Sofort war ich auf der Hut, die Art wie sie diese Frage stellte, war zu verdächtig. Hatte sie etwa eine Begleitung für den Ball? „Ja", flüsterte sie verlegen ohne mich anzusehen.

Zuerst musste ich realisieren, dass ich meine Gedanken laut ausgesprochen hatte. Und dann musste ich damit klar kommen, dass sie ‚ja' gesagt hatte. Noch nie in meinem Leben hatte ich diese zwei aneinander liegenden Buchstaben so sehr verabscheut. Wer gemeint hatte, dass das schönste Wort einer Frau ‚ja' sei, den wollte ich gerade zum Mond zaubern. Wer verbreitete solche Lügen? Wer, in Merlins Namen, war so einfältig?
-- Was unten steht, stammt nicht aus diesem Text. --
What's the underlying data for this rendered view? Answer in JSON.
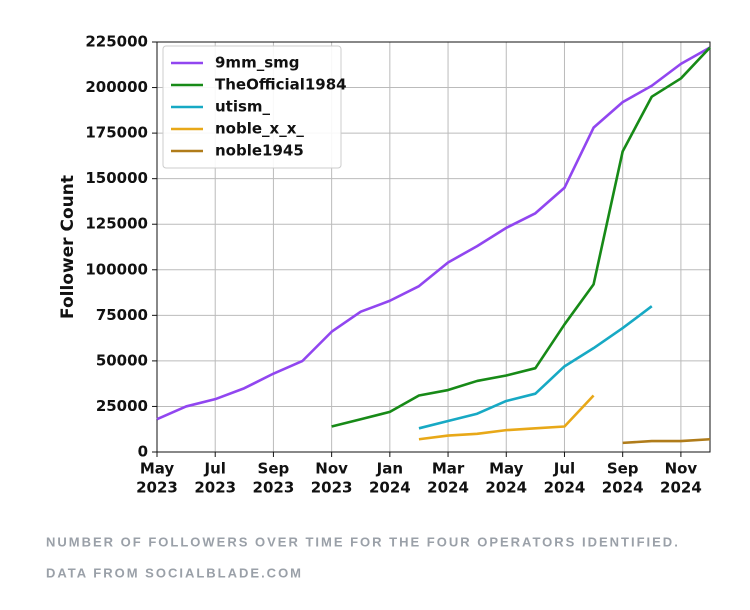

‚Du. Was hast du erwartet? Dass sie mit dir geht? Du bist ein Schatten deiner Selbst geworden. Kein Ziel vor den Augen. Nichts das du ansteuerst. Schwirrst nur hin und her und willst keine endgültige Entscheidung treffen. An einem einfältigen Idioten würde ein Mädchen wie Hermine NIE ihren ersten Ball vergeuden.' Mein Sarkasmus war zurückgekehrt und seine Abwesenheit hatte den Schmerz den er in meinem Herzen bereitete, komplett vergessen lassen. Daher traf es mich mit voller Wucht.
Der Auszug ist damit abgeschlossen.